# rndKMn¶

## Purpose¶

Returns a matrix of standard normal (pseudo) random variables and the state of the random number generator.

## Format¶

{ y, newstate } = rndKMn(r, c, state)
Parameters
• r (scalar) – row dimension.

• c (scalar) – column dimension.

• state (scalar or 500x1 vector) –

scalar case

state = starting seed value only. If -1, GAUSS computes the starting seed based on the system clock.

500x1 vector case

state = the state vector returned from a previous call to one of the rndKM random number functions.

Returns
• y (RxC matrix) – Standard normal random numbers.
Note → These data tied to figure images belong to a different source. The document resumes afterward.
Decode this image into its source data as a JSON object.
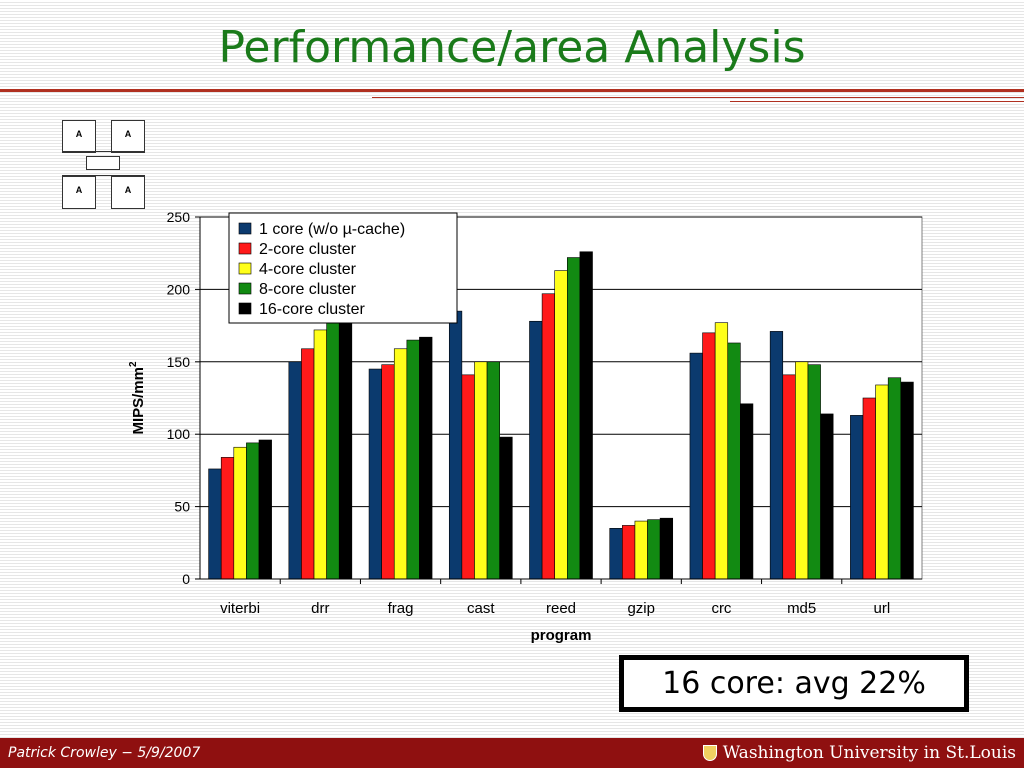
{
  "slide": {
    "title": "Performance/area Analysis",
    "callout": "16 core: avg 22%",
    "footer_left": "Patrick Crowley − 5/9/2007",
    "footer_right": "Washington University in St.Louis",
    "diagram_boxes": [
      "A",
      "A",
      "A",
      "A"
    ]
  },
  "colors": {
    "title": "#1a7a1a",
    "footer_bg": "#8f1010",
    "rule": "#b03020"
  },
  "chart_data": {
    "type": "bar",
    "categories": [
      "viterbi",
      "drr",
      "frag",
      "cast",
      "reed",
      "gzip",
      "crc",
      "md5",
      "url"
    ],
    "series": [
      {
        "name": "1 core (w/o µ-cache)",
        "color": "#0b3a6e",
        "values": [
          76,
          150,
          145,
          185,
          178,
          35,
          156,
          171,
          113
        ]
      },
      {
        "name": "2-core cluster",
        "color": "#ff1a1a",
        "values": [
          84,
          159,
          148,
          141,
          197,
          37,
          170,
          141,
          125
        ]
      },
      {
        "name": "4-core cluster",
        "color": "#ffff1a",
        "values": [
          91,
          172,
          159,
          150,
          213,
          40,
          177,
          150,
          134
        ]
      },
      {
        "name": "8-core cluster",
        "color": "#128a12",
        "values": [
          94,
          180,
          165,
          150,
          222,
          41,
          163,
          148,
          139
        ]
      },
      {
        "name": "16-core cluster",
        "color": "#000000",
        "values": [
          96,
          182,
          167,
          98,
          226,
          42,
          121,
          114,
          136
        ]
      }
    ],
    "xlabel": "program",
    "ylabel": "MIPS/mm",
    "ylabel_superscript": "2",
    "ylim": [
      0,
      250
    ],
    "yticks": [
      0,
      50,
      100,
      150,
      200,
      250
    ],
    "grid": true,
    "legend_placement": "top-left"
  }
}
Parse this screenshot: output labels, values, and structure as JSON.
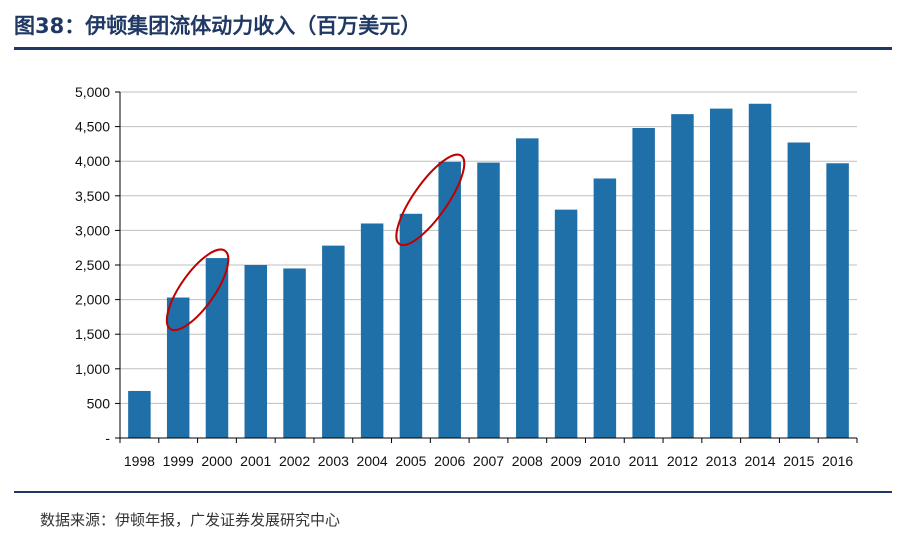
{
  "title": "图38：伊顿集团流体动力收入（百万美元）",
  "source": "数据来源：伊顿年报，广发证券发展研究中心",
  "colors": {
    "bar": "#1f6fa8",
    "grid": "#bfbfbf",
    "axis": "#000000",
    "highlight": "#c00000",
    "rule": "#1f3864"
  },
  "chart_data": {
    "type": "bar",
    "title": "伊顿集团流体动力收入（百万美元）",
    "xlabel": "",
    "ylabel": "",
    "ylim": [
      0,
      5000
    ],
    "yticks": [
      0,
      500,
      1000,
      1500,
      2000,
      2500,
      3000,
      3500,
      4000,
      4500,
      5000
    ],
    "ytick_labels": [
      "-",
      "500",
      "1,000",
      "1,500",
      "2,000",
      "2,500",
      "3,000",
      "3,500",
      "4,000",
      "4,500",
      "5,000"
    ],
    "grid": true,
    "categories": [
      "1998",
      "1999",
      "2000",
      "2001",
      "2002",
      "2003",
      "2004",
      "2005",
      "2006",
      "2007",
      "2008",
      "2009",
      "2010",
      "2011",
      "2012",
      "2013",
      "2014",
      "2015",
      "2016"
    ],
    "values": [
      680,
      2030,
      2600,
      2500,
      2450,
      2780,
      3100,
      3240,
      3990,
      3980,
      4330,
      3300,
      3750,
      4480,
      4680,
      4760,
      4830,
      4270,
      3970
    ],
    "annotations": [
      {
        "type": "ellipse",
        "between": [
          "1999",
          "2000"
        ],
        "color": "#c00000"
      },
      {
        "type": "ellipse",
        "between": [
          "2005",
          "2006"
        ],
        "color": "#c00000"
      }
    ]
  }
}
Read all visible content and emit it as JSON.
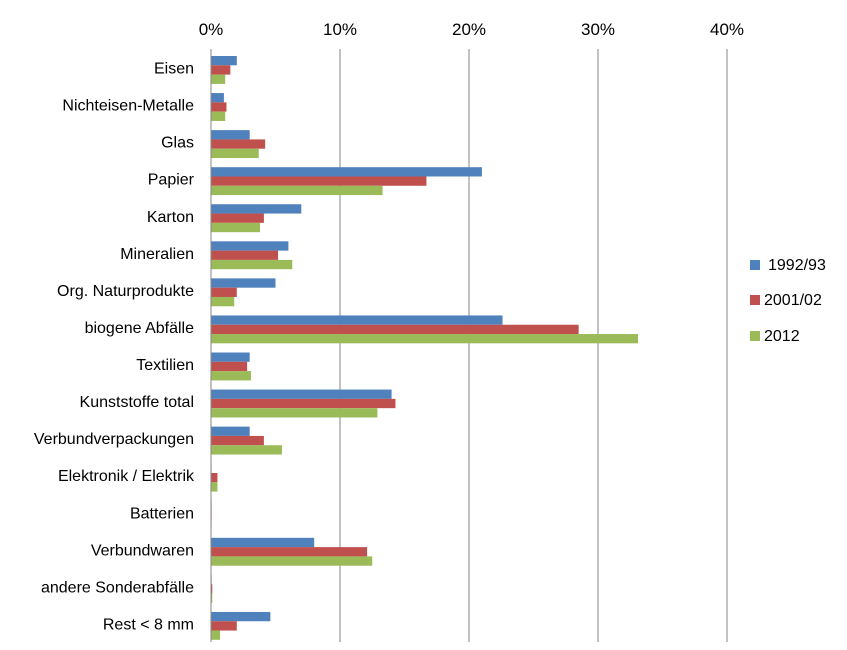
{
  "chart_data": {
    "type": "bar",
    "orientation": "horizontal",
    "categories": [
      "Eisen",
      "Nichteisen-Metalle",
      "Glas",
      "Papier",
      "Karton",
      "Mineralien",
      "Org. Naturprodukte",
      "biogene Abfälle",
      "Textilien",
      "Kunststoffe total",
      "Verbundverpackungen",
      "Elektronik / Elektrik",
      "Batterien",
      "Verbundwaren",
      "andere Sonderabfälle",
      "Rest < 8 mm"
    ],
    "series": [
      {
        "name": "1992/93",
        "color": "#4F81BD",
        "values": [
          2.0,
          1.0,
          3.0,
          21.0,
          7.0,
          6.0,
          5.0,
          22.6,
          3.0,
          14.0,
          3.0,
          0.0,
          0.05,
          8.0,
          0.05,
          4.6
        ]
      },
      {
        "name": "2001/02",
        "color": "#C0504D",
        "values": [
          1.5,
          1.2,
          4.2,
          16.7,
          4.1,
          5.2,
          2.0,
          28.5,
          2.8,
          14.3,
          4.1,
          0.5,
          0.05,
          12.1,
          0.1,
          2.0
        ]
      },
      {
        "name": "2012",
        "color": "#9BBB59",
        "values": [
          1.1,
          1.1,
          3.7,
          13.3,
          3.8,
          6.3,
          1.8,
          33.1,
          3.1,
          12.9,
          5.5,
          0.5,
          0.05,
          12.5,
          0.1,
          0.7
        ]
      }
    ],
    "x_ticks": [
      "0%",
      "10%",
      "20%",
      "30%",
      "40%"
    ],
    "xlim": [
      0,
      40
    ],
    "x_axis_position": "top",
    "grid": true,
    "legend_position": "right",
    "title": "",
    "xlabel": "",
    "ylabel": ""
  }
}
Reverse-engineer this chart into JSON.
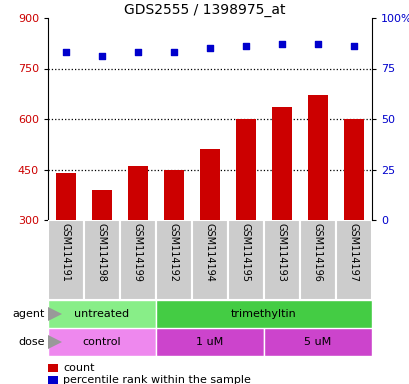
{
  "title": "GDS2555 / 1398975_at",
  "samples": [
    "GSM114191",
    "GSM114198",
    "GSM114199",
    "GSM114192",
    "GSM114194",
    "GSM114195",
    "GSM114193",
    "GSM114196",
    "GSM114197"
  ],
  "counts": [
    440,
    390,
    460,
    450,
    510,
    600,
    635,
    670,
    600
  ],
  "percentiles": [
    83,
    81,
    83,
    83,
    85,
    86,
    87,
    87,
    86
  ],
  "y_min": 300,
  "y_max": 900,
  "y_ticks": [
    300,
    450,
    600,
    750,
    900
  ],
  "y_right_ticks": [
    0,
    25,
    50,
    75,
    100
  ],
  "y_right_labels": [
    "0",
    "25",
    "50",
    "75",
    "100%"
  ],
  "bar_color": "#cc0000",
  "dot_color": "#0000cc",
  "bar_width": 0.55,
  "agent_groups": [
    {
      "label": "untreated",
      "start": 0,
      "end": 3,
      "color": "#88ee88"
    },
    {
      "label": "trimethyltin",
      "start": 3,
      "end": 9,
      "color": "#44cc44"
    }
  ],
  "dose_groups": [
    {
      "label": "control",
      "start": 0,
      "end": 3,
      "color": "#ee88ee"
    },
    {
      "label": "1 uM",
      "start": 3,
      "end": 6,
      "color": "#cc44cc"
    },
    {
      "label": "5 uM",
      "start": 6,
      "end": 9,
      "color": "#cc44cc"
    }
  ],
  "legend_count_color": "#cc0000",
  "legend_dot_color": "#0000cc",
  "tick_label_color_left": "#cc0000",
  "tick_label_color_right": "#0000cc",
  "dotted_lines": [
    450,
    600,
    750
  ],
  "sample_box_color": "#cccccc",
  "sample_box_edge": "#ffffff"
}
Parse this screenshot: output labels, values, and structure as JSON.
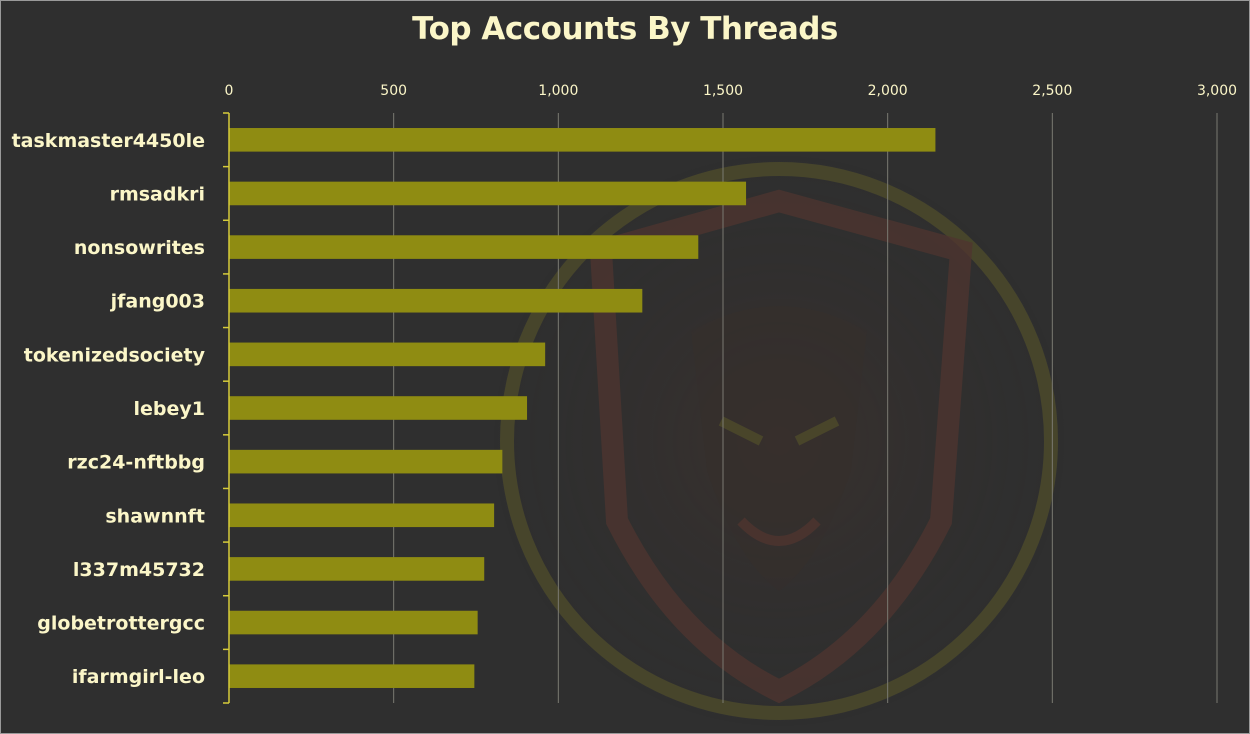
{
  "chart_data": {
    "type": "bar",
    "orientation": "horizontal",
    "title": "Top Accounts By Threads",
    "categories": [
      "taskmaster4450le",
      "rmsadkri",
      "nonsowrites",
      "jfang003",
      "tokenizedsociety",
      "lebey1",
      "rzc24-nftbbg",
      "shawnnft",
      "l337m45732",
      "globetrottergcc",
      "ifarmgirl-leo"
    ],
    "series": [
      {
        "values": [
          2145,
          1570,
          1425,
          1255,
          960,
          905,
          830,
          805,
          775,
          755,
          745
        ]
      }
    ],
    "xlim": [
      0,
      3000
    ],
    "x_ticks": [
      0,
      500,
      1000,
      1500,
      2000,
      2500,
      3000
    ],
    "x_tick_labels": [
      "0",
      "500",
      "1,000",
      "1,500",
      "2,000",
      "2,500",
      "3,000"
    ],
    "x_axis_position": "top",
    "grid": true,
    "legend": "none",
    "colors": {
      "background": "#2f2f2f",
      "bar": "#8f8c12",
      "text": "#fbf6c8",
      "gridline": "#7a7a72",
      "axis": "#d6cc3a"
    }
  }
}
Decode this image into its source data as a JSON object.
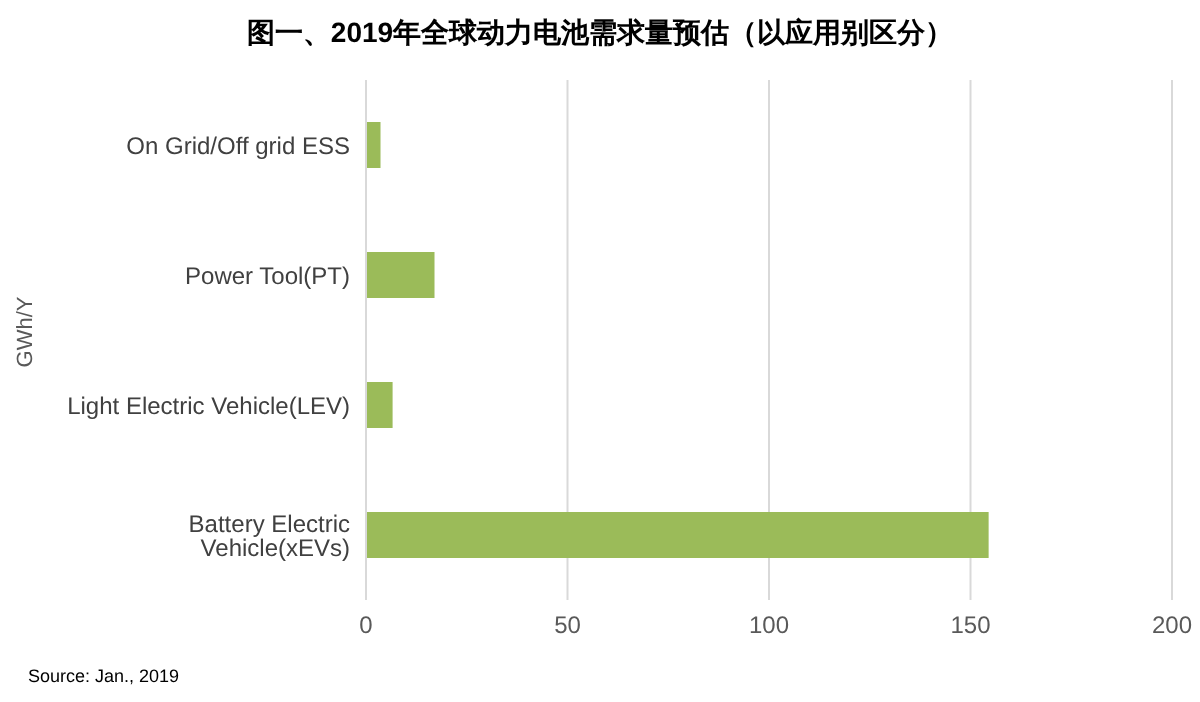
{
  "chart_data": {
    "type": "bar",
    "orientation": "horizontal",
    "title": "图一、2019年全球动力电池需求量预估（以应用别区分）",
    "ylabel": "GWh/Y",
    "categories": [
      "On Grid/Off grid ESS",
      "Power Tool(PT)",
      "Light Electric Vehicle(LEV)",
      "Battery Electric Vehicle(xEVs)"
    ],
    "values": [
      3.6,
      17,
      6.6,
      154.5
    ],
    "color": "#9bbb59",
    "xlim": [
      0,
      200
    ],
    "xticks": [
      0,
      50,
      100,
      150,
      200
    ],
    "grid": "x",
    "annotations": [
      "Source: Jan., 2019"
    ]
  }
}
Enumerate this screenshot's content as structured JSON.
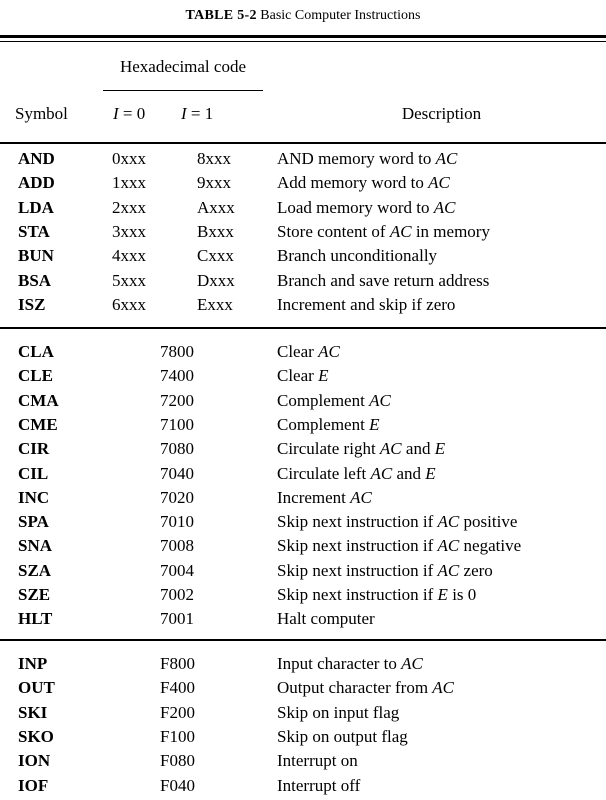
{
  "caption": {
    "number": "TABLE 5-2",
    "title": "Basic Computer Instructions"
  },
  "headers": {
    "hex": "Hexadecimal code",
    "symbol": "Symbol",
    "i0": "I = 0",
    "i1": "I = 1",
    "description": "Description"
  },
  "memory_reference": [
    {
      "symbol": "AND",
      "i0": "0xxx",
      "i1": "8xxx",
      "description": "AND memory word to AC"
    },
    {
      "symbol": "ADD",
      "i0": "1xxx",
      "i1": "9xxx",
      "description": "Add memory word to AC"
    },
    {
      "symbol": "LDA",
      "i0": "2xxx",
      "i1": "Axxx",
      "description": "Load memory word to AC"
    },
    {
      "symbol": "STA",
      "i0": "3xxx",
      "i1": "Bxxx",
      "description": "Store content of AC in memory"
    },
    {
      "symbol": "BUN",
      "i0": "4xxx",
      "i1": "Cxxx",
      "description": "Branch unconditionally"
    },
    {
      "symbol": "BSA",
      "i0": "5xxx",
      "i1": "Dxxx",
      "description": "Branch and save return address"
    },
    {
      "symbol": "ISZ",
      "i0": "6xxx",
      "i1": "Exxx",
      "description": "Increment and skip if zero"
    }
  ],
  "register_reference": [
    {
      "symbol": "CLA",
      "code": "7800",
      "description": "Clear AC"
    },
    {
      "symbol": "CLE",
      "code": "7400",
      "description": "Clear E"
    },
    {
      "symbol": "CMA",
      "code": "7200",
      "description": "Complement AC"
    },
    {
      "symbol": "CME",
      "code": "7100",
      "description": "Complement E"
    },
    {
      "symbol": "CIR",
      "code": "7080",
      "description": "Circulate right AC and E"
    },
    {
      "symbol": "CIL",
      "code": "7040",
      "description": "Circulate left AC and E"
    },
    {
      "symbol": "INC",
      "code": "7020",
      "description": "Increment AC"
    },
    {
      "symbol": "SPA",
      "code": "7010",
      "description": "Skip next instruction if AC positive"
    },
    {
      "symbol": "SNA",
      "code": "7008",
      "description": "Skip next instruction if AC negative"
    },
    {
      "symbol": "SZA",
      "code": "7004",
      "description": "Skip next instruction if AC zero"
    },
    {
      "symbol": "SZE",
      "code": "7002",
      "description": "Skip next instruction if E is 0"
    },
    {
      "symbol": "HLT",
      "code": "7001",
      "description": "Halt computer"
    }
  ],
  "io_reference": [
    {
      "symbol": "INP",
      "code": "F800",
      "description": "Input character to AC"
    },
    {
      "symbol": "OUT",
      "code": "F400",
      "description": "Output character from AC"
    },
    {
      "symbol": "SKI",
      "code": "F200",
      "description": "Skip on input flag"
    },
    {
      "symbol": "SKO",
      "code": "F100",
      "description": "Skip on output flag"
    },
    {
      "symbol": "ION",
      "code": "F080",
      "description": "Interrupt on"
    },
    {
      "symbol": "IOF",
      "code": "F040",
      "description": "Interrupt off"
    }
  ]
}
• newstate (500x1 vector) – the updated state.

## Examples¶

This example generates two thousand vectors of standard normal random numbers, each with one million elements. The state of the random number generator after each iteration is used as an input to the next generation of random numbers.

state = 13;
n = 2000;
k = 1000000;
c = 0;
submean = {};

do while c < n;
{ y,state } = rndKMn(k,1,state);
submean = submean | meanc(y);
c = c + k;
endo;

mean = meanc(submean);
print mean;


## Remarks¶

r and c will be truncated to integers if necessary.

## Technical Notes¶

rndKMn() calls the uniform random number generator that is the basis for rndKMu() multiple times for each normal random number generated. This is the recur-with-carry KISS+Monster algorithm described in the rndKMi() Technical Notes. Potential normal random numbers are filtered using the fast acceptance-rejection algorithm proposed by Kinderman, A.J. and J.G. Ramage, “Computer Generation of Normal Random Numbers,” Journal of the American Statistical Association, December 1976, Volume 71, Number 356, pp. 893-896. It employs the error correction from Tirler et al. (2004), “An error in the Kinderman-Ramage method and how to fix it,” Computational and Data Analysis, Vol. 47, 433-40.